Monday, March 9, 2009

Too Big To Succeed

Folks,
Before you read yet another wonderful article by J.Michael, just take a look at this 1932 Cartoon. This spoof speaks much. Although this portion of cinematic art is satire, the truth is that diligence really does pay off while haste yeilds waste.

According to Proverbs 21:5, "The plans of the diligent lead surely to plenty, but those of everyone who is hasty, surely to poverty.” Words from the WORD, the Holy Bible -- brought to you here courtesy of CADIPS PRESS.

Now, the satire:


"Too BIG to Succeed"
by J. Michael Sharman

We have constantly been hearing that the reason taxpayers must spend hundreds of billions to bail out a few financial institutions is because they were “too big to allow them to fail.”

As more accurate information about the causes of the economic collapse comes to light, we are learning that in actuality, those banking giants were probably too big to succeed.

The FDIC says that 98% of its 8,300 banks are well-capitalized. And even though the big banks decreased their lending in 2008, the smaller banks picked up the slack and because of their efforts, overall lending increased last year by 12%.

Of the 8,300 banks insured by the FDIC, 8,000 are the smaller, community banks. The chief economist of the Independent Community Bankers of America, Paul Merski, said, “Community banks went into this downturn in far better shape. They didn’t do subprime lending or credit default swaps. Their banking model is much more conservative.”

“I think there are banks out there that are healthy,” agrees investment adviser Veena Kutler, of Garnet Group LLC of Bethesda, Md. “There are banks that are much more plain-vanilla which are continuing to make loans. Smaller banks tend to hold on to the loan rather than securitizing them.”

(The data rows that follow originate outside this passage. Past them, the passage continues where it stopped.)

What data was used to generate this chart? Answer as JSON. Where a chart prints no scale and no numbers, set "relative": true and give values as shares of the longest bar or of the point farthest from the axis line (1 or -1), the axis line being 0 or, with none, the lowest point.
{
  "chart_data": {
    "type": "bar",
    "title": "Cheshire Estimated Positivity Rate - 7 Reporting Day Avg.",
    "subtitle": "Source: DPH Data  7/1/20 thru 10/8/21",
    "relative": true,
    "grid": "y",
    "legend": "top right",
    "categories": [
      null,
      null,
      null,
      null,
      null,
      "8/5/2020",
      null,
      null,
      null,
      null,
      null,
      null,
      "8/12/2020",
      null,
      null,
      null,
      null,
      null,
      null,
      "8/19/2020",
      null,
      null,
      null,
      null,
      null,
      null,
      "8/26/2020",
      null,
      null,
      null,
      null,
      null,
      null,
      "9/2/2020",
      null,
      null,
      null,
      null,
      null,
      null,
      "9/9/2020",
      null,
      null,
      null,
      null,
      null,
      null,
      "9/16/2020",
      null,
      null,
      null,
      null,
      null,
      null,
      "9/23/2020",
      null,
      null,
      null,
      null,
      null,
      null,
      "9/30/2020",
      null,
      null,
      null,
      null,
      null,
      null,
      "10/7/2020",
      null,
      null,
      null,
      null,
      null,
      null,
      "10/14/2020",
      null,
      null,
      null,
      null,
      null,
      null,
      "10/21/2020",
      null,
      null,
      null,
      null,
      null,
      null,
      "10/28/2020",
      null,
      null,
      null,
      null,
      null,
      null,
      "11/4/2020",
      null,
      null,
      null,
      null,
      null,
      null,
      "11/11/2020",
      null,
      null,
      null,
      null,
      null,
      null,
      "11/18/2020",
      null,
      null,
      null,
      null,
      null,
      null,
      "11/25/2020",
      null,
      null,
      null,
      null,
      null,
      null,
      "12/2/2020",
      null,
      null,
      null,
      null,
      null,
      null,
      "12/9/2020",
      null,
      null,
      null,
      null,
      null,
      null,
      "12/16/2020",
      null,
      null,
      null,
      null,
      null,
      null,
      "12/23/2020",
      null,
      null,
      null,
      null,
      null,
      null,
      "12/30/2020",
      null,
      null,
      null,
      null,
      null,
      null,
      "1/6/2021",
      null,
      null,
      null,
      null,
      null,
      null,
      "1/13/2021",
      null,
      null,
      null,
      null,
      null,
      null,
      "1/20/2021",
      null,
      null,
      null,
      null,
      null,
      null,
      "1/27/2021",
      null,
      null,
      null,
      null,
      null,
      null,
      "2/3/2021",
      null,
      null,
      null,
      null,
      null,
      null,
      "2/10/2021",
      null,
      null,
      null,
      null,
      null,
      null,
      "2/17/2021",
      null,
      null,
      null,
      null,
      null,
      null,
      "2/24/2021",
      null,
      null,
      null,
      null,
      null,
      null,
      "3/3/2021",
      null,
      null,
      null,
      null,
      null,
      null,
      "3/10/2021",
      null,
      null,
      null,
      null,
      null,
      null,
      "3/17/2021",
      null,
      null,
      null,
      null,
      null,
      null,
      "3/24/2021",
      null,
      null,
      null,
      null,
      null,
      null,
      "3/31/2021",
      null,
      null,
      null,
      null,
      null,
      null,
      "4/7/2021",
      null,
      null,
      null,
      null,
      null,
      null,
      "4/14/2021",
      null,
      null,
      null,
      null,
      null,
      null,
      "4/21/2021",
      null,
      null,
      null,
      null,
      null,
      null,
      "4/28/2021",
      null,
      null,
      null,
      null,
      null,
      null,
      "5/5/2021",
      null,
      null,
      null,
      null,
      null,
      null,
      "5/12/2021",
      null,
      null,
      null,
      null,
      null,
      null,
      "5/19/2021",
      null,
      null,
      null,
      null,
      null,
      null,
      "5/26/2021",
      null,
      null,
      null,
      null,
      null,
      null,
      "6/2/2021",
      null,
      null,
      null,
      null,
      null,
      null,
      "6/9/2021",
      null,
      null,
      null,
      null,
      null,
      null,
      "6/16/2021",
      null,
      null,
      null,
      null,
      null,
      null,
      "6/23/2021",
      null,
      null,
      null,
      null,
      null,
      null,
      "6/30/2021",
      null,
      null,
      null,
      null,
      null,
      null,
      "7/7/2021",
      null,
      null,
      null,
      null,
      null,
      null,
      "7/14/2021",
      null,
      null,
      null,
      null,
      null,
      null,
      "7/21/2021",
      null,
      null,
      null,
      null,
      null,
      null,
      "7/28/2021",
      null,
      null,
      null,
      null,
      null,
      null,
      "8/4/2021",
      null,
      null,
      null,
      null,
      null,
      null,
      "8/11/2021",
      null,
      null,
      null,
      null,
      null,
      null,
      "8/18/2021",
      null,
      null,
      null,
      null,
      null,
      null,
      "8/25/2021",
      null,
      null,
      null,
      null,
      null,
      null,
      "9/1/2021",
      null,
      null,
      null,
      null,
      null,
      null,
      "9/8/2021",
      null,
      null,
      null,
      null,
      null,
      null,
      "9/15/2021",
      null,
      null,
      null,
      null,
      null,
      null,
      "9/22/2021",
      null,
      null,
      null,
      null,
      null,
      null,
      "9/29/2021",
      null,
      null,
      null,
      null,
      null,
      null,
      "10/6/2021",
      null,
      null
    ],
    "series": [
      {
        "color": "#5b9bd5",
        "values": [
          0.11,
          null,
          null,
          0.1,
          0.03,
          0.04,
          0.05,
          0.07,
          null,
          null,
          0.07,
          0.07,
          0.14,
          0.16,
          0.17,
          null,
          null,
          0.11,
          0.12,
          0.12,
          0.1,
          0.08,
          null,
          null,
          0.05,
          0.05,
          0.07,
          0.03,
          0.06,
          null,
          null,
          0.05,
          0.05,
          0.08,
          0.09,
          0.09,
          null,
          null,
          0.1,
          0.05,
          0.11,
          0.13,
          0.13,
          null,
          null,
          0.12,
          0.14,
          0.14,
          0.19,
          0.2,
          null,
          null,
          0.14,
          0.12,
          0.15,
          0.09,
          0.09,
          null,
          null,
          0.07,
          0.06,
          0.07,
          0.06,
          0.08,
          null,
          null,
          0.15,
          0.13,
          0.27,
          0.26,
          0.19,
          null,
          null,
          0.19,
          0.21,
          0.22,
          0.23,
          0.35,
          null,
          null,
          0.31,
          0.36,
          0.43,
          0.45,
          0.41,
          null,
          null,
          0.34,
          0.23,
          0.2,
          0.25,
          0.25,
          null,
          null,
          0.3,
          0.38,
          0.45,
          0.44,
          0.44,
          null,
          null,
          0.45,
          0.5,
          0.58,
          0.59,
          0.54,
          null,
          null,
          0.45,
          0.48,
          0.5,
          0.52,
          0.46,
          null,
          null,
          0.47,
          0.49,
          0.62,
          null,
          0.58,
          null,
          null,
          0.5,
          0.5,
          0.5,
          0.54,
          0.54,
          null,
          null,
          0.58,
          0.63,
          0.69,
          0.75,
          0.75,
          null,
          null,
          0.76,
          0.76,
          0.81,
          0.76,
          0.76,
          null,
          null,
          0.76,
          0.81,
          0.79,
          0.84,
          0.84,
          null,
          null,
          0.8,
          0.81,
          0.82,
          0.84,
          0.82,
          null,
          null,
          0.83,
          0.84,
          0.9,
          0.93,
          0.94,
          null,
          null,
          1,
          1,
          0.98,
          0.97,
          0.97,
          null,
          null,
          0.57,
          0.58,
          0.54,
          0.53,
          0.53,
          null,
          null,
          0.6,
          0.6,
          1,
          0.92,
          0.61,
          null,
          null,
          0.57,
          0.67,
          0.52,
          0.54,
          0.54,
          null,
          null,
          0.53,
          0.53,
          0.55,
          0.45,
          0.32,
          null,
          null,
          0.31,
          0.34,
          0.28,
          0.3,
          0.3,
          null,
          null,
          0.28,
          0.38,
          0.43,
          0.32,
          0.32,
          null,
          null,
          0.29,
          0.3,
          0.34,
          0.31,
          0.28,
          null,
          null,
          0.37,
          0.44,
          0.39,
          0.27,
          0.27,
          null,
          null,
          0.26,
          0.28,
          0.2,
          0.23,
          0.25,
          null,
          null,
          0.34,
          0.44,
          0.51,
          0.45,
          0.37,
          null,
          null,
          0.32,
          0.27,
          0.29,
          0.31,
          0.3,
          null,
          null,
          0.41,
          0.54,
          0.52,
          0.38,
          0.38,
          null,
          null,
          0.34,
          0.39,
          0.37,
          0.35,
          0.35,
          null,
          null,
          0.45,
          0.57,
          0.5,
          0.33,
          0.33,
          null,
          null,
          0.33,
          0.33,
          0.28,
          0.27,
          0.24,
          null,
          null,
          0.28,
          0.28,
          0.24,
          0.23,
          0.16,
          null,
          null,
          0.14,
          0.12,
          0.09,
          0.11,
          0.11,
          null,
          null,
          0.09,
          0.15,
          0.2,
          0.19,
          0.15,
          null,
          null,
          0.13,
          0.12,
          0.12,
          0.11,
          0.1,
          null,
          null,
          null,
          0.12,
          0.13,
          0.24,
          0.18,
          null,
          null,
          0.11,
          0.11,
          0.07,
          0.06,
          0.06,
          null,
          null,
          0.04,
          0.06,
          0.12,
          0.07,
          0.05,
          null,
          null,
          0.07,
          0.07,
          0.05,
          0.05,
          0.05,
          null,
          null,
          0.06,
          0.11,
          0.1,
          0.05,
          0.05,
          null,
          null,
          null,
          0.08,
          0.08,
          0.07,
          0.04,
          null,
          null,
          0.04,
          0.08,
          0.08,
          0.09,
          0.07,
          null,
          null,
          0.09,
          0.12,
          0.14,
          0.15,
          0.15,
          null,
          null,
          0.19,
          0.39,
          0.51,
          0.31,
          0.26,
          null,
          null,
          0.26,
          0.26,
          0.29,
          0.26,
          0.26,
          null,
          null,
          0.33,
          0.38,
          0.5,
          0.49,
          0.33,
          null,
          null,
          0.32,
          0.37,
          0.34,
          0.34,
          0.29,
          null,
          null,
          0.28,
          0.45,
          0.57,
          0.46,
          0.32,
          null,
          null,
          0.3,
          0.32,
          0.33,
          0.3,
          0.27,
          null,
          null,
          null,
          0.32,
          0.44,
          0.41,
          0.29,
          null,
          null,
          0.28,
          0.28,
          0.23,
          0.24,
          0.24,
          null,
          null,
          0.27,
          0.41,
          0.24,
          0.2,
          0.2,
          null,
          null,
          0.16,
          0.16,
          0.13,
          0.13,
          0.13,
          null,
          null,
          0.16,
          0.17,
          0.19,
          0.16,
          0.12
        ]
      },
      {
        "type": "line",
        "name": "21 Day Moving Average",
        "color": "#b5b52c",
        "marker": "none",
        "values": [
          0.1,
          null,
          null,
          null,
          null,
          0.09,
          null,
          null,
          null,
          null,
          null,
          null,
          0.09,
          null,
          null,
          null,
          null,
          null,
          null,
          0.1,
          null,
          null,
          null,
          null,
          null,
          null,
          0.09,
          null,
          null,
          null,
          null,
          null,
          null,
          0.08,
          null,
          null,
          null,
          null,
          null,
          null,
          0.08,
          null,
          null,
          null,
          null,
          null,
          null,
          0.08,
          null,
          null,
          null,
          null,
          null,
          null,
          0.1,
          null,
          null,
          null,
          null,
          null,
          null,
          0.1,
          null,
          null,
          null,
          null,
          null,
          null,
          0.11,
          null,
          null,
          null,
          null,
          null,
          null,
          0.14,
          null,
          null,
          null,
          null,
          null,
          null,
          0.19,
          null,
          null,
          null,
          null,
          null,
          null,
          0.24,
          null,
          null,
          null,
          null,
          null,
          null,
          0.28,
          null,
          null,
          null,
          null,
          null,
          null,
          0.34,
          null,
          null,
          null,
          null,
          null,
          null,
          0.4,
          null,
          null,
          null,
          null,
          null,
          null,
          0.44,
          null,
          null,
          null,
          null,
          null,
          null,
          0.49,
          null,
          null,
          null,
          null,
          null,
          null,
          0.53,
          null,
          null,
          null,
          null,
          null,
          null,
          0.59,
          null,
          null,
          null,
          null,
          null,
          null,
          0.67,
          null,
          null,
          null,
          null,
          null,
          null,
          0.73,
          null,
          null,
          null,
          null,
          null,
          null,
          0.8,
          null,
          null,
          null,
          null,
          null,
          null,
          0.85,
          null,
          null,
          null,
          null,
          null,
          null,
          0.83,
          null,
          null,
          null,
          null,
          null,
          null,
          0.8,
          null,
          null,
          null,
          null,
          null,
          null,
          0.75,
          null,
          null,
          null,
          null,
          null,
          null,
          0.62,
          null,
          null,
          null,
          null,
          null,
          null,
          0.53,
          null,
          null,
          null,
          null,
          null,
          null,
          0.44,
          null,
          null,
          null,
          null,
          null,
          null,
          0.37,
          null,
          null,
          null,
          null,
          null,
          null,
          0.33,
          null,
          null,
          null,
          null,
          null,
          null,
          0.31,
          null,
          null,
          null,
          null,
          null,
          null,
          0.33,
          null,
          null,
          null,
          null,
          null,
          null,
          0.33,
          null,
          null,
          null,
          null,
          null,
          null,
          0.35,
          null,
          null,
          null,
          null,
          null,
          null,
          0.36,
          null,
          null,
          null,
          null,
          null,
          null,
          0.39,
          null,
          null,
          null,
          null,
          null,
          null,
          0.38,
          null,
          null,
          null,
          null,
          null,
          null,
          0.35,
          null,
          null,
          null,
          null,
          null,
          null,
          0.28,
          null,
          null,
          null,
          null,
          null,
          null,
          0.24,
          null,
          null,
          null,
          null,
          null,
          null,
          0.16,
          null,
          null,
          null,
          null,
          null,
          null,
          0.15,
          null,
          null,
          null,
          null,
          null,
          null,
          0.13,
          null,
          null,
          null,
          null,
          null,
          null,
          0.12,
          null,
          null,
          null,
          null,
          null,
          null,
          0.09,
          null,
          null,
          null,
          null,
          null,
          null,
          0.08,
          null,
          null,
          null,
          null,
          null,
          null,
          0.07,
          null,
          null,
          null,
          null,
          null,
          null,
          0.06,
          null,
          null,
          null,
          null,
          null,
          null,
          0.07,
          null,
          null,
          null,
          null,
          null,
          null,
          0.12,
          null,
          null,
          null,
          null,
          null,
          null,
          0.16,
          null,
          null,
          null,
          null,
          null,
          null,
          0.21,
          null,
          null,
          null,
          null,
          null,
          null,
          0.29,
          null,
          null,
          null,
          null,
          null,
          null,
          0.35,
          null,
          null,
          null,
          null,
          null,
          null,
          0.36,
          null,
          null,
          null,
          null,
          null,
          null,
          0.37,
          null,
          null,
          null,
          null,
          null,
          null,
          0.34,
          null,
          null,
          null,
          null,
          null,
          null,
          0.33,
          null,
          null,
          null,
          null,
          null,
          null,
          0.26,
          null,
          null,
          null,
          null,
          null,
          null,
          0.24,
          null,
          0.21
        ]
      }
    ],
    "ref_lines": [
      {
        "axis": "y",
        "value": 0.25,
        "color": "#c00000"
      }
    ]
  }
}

Got that? Now read these two sentences from the lead paragraph of a research report by University of Virginia professor William Lucy and then read them again: “National housing price declines and foreclosures have not been as severe as some analyses have indicated, and they are not as important as financial manipulations in bringing on the global recession. … In fact, 66 percent of potential housing losses in 2008 and subsequent years may be in California, with another 21 percent in Florida, Nevada, and Arizona, for a total of 87 percent of national declines in these four states.”

Only those top four states had particularly high foreclosure rates: Nevada 4.10%, California 2.57%, Arizona 2.26%, and Florida 1.99%. And in the vast bulk of the rest of the nation, in 38 of the 50 states, foreclosure rates were below less a half percent.

The staff at USA TODAY crunched those numbers down even finer and made two additional startling discoveries: one-half of all foreclosures occurred in just thirty-five (yes, 35) counties; and foreclosure rates have actually declined in 650 other counties!

Prof. Lucy then explains why the financial problems of those few states have hurt all the rest of us so much. It is a packed paragraph, but it sure changes a lot of misconceptions:

“Potential housing value losses from 2008 foreclosures in 50 states, if values decline to year 2000 levels, were less than one-third of the $350 billion that has been provided to banks and insurance companies to cope with losses in mortgage backed securities. Damage to the balance sheets of large banks and AIG occurred not mainly from losses on foreclosed residential mortgages, but because of borrowing short-range to buy long-range derivatives and from selling credit default swaps insuring derivatives backed by mortgage payments. These financial manipulations had high speed forward gears, but when the housing bubble burst, the banks and AIG discovered they had neglected to create a reverse gear with which they could separate foreclosed properties from some forms of mortgage backed securities. Obstacles to disentangling toxic components of mortgage backed securities magnified many times the actual housing value declines.”

In banking and in Congress, taking quick action without waiting for the critical information can lead to long-term disaster, or, as the Bible phrases it: “The plans of the diligent lead to profit as surely as haste leads to poverty.”

The Bible really does help us to make good public policy. As George Washington told the first Senate, it is in our national interest to: “acknowledge and adore the Great Arbiter of the Universe by whom empires rise and fall.”